A reading from the Book of Armaments, Chapter 4, Verses 16 to 20: 
Then did he raise on high the Holy Hand Grenade of Antioch, saying, "Bless this, O Lord, that with it thou mayst blow thine enemies to tiny bits, in thy mercy." And the people did rejoice and did feast upon the lambs and toads and tree-sloths and fruit-bats and orangutans and breakfast cereals ... Now did the Lord say, "First thou pullest the Holy Pin. Then thou must count to three. Three shall be the number of the counting and the number of the counting shall be three. Four shalt thou not count, neither shalt thou count two, excepting that thou then proceedeth to three. Five is right out. Once the number three, being the number of the counting, be reached, then lobbest thou the Holy Hand Grenade in the direction of thine foe, who, being naughty in my sight, shall snuff it." 

27.04.01
The Old Bridge Raceway Park is having its bi-annual swap meet this weekend.  It runs from today (Friday) through Sunday.  This is good, but also very bad, too.  Its cool, there's a lot of shit, but man does the traffic suck.  I'm talking about bumper-to-bumper, dead stop traffic on every major road, highway, minor road, back road, dirt road, and driveway.  You have never seen traffic until you have seen this.  And it's spread across three towns, too.  What a nightmare.  There was even traffic today, (there usually isn't on Friday) which means that this should be a really busy crowded meet, which means more traffic. Ahh the joys of living near the race track...

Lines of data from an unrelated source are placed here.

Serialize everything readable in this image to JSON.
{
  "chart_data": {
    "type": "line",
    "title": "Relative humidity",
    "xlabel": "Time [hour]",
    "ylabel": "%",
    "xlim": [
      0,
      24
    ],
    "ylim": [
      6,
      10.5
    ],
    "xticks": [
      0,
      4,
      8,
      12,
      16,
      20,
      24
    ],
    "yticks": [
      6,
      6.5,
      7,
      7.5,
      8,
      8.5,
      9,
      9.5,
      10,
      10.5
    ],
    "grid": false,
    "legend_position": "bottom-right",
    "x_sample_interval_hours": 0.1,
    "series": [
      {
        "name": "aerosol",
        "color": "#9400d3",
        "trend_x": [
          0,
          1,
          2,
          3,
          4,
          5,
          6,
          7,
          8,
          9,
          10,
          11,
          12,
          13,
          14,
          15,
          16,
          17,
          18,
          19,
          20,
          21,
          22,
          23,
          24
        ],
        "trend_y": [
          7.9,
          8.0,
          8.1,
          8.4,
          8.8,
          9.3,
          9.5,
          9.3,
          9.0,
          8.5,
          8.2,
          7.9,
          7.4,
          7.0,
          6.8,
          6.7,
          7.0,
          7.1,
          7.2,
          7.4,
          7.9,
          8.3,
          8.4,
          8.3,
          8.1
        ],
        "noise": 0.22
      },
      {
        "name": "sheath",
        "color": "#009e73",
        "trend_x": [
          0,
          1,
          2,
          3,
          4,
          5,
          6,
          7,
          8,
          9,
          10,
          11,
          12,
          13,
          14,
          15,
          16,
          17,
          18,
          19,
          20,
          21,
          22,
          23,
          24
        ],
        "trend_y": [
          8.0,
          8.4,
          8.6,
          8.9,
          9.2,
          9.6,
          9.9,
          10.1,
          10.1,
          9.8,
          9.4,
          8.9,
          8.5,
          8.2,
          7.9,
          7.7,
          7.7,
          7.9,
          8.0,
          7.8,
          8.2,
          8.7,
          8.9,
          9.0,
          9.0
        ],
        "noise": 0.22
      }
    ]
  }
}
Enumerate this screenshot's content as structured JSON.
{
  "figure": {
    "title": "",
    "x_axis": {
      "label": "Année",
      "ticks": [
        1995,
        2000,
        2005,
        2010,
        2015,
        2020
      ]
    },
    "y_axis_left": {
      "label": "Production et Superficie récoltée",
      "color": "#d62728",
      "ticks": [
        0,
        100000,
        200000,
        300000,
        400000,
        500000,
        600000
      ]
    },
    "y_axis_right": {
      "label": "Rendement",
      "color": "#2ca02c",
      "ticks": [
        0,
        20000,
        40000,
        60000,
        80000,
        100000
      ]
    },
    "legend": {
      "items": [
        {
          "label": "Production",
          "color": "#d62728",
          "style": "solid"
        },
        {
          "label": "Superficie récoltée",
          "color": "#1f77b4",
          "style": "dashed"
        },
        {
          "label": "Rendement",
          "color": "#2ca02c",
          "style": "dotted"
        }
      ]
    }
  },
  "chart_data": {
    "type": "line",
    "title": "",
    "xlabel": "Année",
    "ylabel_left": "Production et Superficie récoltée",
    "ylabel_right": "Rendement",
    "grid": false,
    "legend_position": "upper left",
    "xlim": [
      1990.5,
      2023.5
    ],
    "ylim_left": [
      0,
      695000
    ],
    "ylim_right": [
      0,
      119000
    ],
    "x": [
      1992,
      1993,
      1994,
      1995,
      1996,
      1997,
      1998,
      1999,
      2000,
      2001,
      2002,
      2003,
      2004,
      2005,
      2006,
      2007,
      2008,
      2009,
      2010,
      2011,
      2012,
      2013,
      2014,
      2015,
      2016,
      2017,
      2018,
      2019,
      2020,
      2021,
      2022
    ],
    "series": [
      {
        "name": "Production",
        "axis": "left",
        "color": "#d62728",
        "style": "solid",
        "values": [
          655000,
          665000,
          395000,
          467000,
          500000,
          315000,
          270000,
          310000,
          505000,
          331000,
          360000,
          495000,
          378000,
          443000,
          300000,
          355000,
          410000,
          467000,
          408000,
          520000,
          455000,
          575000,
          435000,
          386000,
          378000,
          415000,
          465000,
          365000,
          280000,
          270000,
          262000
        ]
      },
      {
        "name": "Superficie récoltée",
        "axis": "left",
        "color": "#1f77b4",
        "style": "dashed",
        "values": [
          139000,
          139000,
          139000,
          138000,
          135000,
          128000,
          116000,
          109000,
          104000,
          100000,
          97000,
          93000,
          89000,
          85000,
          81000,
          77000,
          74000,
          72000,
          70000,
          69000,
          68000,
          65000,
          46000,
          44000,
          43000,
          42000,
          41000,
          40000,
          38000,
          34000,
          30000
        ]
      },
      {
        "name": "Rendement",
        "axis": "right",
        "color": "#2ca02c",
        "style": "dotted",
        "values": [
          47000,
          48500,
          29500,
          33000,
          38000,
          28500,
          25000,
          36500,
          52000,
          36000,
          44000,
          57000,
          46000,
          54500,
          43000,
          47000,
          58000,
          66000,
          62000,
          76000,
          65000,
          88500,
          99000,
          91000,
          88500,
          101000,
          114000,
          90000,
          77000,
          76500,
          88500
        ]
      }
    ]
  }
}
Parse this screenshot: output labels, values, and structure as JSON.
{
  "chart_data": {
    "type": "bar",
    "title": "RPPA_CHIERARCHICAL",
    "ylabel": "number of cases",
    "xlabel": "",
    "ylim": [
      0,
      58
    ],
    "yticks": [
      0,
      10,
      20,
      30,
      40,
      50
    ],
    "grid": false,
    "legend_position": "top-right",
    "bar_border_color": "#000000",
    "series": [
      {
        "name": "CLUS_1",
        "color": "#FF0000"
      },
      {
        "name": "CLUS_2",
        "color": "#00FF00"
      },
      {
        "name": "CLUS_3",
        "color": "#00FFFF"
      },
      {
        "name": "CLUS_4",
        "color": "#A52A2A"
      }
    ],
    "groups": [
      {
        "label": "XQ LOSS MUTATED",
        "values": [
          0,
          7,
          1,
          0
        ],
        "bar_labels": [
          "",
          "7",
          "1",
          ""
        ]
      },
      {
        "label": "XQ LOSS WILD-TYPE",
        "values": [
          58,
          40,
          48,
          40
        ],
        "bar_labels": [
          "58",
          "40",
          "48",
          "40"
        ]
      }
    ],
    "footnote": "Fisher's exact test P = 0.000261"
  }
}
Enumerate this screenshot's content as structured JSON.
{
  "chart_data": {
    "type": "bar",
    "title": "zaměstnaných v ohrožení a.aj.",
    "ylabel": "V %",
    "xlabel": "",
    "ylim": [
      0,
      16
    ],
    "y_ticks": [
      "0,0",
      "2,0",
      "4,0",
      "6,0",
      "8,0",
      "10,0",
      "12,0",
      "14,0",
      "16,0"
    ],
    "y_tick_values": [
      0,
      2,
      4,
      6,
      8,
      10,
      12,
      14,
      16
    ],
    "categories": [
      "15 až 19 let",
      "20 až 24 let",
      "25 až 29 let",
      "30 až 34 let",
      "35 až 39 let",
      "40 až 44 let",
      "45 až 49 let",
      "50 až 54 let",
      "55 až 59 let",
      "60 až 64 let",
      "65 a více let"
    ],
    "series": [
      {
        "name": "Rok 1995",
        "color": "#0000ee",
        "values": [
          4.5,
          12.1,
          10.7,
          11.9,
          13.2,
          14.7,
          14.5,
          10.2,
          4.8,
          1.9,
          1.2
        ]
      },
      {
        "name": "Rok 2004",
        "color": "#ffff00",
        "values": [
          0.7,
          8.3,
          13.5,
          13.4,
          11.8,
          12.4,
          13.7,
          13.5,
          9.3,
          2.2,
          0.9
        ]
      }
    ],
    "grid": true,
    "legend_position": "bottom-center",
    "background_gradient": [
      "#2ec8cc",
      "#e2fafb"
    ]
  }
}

here is something that my co-workers will get a kick out of, but you probably wont understand.  oh well...

This is something that I have been thinking about, since that summer is coming and all.  I have one of those backpacks....
Ban guns and you end up with drive by water-gun shootings.  Ban cars and what you end up with are walk-by shootings. With water pistols. Pretty messy, especially when the protagonists are using drench guns. Lecturers will come into the room wondering why the front row of desks are flooded. The local supermarket will sell out of its entire stock of weapons in a single afternoon, after which a continuing arms race will lead to people hauling backpack water tanks around with them. Others will be seen wandering down corridors looking as though they'd been caught in a heavy thunderstorm... but it's a sunny day. No one will dare enter a room without doing a terminator-style survey of the place. This will lead to a general collapse of civilization and worldwide anarchy, the extinction of the human race, and the evolution of sentient frogs to replace them. 
Better to stick with drive-by killings.